Bisa jadi posting itu bukan curhatan, tapi sindiran pada seseorang
Kesal, sih melihat orang yang hampir setiap hari ada saja yang menulis ke media sosialnya. Tapi coba tilik lagi unggahan doi, deh. Siapa tahu, apa yang dia bagikan itu bukan sekadar curhat biasa, tapi ada unsur sindiran ke dalamnya. Mungkin saja, lho doi tengah membicarakan seseorang, tapi balut dengan kedok curhat virtual. Jadi doi berharap si orang ini akan membacanya dan merasa kalau unggahan tersebut memang tujukan padanya. Maka dari itu, kalau kamu tahu ada teman yang curhat online, tapi nadanya seeprti menyindir jangan geer dulu, ya. Karena belum tentu postingan tersebut alamatkan padamu.
Maka harus berbagi cerita ke siapa karena gak punya teman dekat
Kalau melihat dari jumlah follower-nya, sih kelihatannya doi lumayan populer, ya. Karena punya teman ke dunia maya hingga ribuan jumlahnya. Namun faktanya, ke dunia nyata dia gak memiliki kawan sebanyak itu, kok. Bahkan teman dekatnya saja bisa menghitung jari. Sedihnya lagi, ke antara teman-temannya itu gak ada yang bisa ajak curhat. Karena mereka suka ikut campur dan berpikiran subjektif. Makanya, doi memilih curhat ke media sosial. Syukur-syukur ada salah satu follower-nya yang bisa memberikan saran atau masukan untuk masalahnya.

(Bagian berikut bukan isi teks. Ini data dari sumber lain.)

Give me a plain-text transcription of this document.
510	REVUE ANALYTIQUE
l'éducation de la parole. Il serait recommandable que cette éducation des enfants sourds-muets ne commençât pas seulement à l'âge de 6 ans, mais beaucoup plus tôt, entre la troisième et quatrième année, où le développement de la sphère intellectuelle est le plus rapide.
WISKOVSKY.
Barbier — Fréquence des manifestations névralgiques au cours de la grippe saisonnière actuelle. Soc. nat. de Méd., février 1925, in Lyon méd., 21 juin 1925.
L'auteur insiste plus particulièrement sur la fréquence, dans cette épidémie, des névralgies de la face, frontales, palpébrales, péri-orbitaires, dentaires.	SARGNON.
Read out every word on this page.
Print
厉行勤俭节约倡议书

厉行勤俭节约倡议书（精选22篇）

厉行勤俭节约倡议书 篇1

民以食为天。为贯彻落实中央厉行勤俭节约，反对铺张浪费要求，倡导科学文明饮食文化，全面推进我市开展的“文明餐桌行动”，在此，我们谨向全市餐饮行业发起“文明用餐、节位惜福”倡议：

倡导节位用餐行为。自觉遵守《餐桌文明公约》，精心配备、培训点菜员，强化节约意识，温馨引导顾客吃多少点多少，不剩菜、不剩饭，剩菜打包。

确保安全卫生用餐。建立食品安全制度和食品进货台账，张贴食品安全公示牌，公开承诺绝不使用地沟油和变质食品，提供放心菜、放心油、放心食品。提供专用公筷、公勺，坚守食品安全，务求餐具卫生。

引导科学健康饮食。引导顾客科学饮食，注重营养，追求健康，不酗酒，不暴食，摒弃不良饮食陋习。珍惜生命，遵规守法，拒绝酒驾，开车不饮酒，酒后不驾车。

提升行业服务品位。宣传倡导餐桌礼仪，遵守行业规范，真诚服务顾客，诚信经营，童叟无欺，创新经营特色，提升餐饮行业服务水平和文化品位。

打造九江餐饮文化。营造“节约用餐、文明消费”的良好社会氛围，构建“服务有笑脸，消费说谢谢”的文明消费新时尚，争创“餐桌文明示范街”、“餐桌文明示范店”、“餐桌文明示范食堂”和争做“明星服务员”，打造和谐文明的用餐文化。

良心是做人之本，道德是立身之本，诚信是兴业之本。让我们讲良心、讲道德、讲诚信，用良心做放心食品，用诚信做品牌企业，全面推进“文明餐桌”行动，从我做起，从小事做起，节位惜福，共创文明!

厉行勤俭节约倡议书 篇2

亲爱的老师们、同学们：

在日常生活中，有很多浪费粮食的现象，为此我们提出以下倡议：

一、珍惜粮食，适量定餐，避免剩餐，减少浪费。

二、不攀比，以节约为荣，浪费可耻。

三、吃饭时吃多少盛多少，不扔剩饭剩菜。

Sebenarnya untuk sekadar menyalurkan emosi saja, sih tapi malah jadi panjang
Ada juga orang yang awalnya cuma lagi gabut saja, sih karena punya masalah yang gak kelar-kelar. Akhirnya memilih menggunakan akun media sosial untuk membagikan kegalauan tersebut. Mula-mula cuma mau menyalurkan emosi, daripada marah-marah gak jelas ke orang-orang ke sekitarnya. Eh, tapi lama-lama, kok jadi panjang curhatannya. Bukannya berhenti malah bikin kecanduan. Lagi pula, menuliskan kegelisahan hati itu bisa jadi cara yang baik untuk mengurangi kesedihan, lho. Paling tidak perasaanmu bisa sedikit lega. Tapi kalau curhatnya sudah berlebihan, ya melihatnya jadi sedikit mengganggu.
Sudah menganggap media sosial sebagai buku harian
Saking bergantungnya seseorang sama media sosial, pada akhirnya keberadaan Instagram atau Twiter sudah dianggap sebagai buku harian online. Kemana dia bisa membagikan aktivitasnya sehari-hari di sana. Baik itu berupa foto, video maupun tulisan. Jadi gak cuma soal curhat galau saja yang posting. Kegiatan doi saat di kantor juga gak luput menjadikan konten. Ternyata ada alasan tersendiri kenapa seseorang, kok suka banget curhat ke media sosial pribadinya. Mulai dari sekadar cari perhatian sampai karena sudah jadi kebiasaan. Nah, kalau kamu sendiri termasuk orang yang sering atau jarang curhat ke media sosial.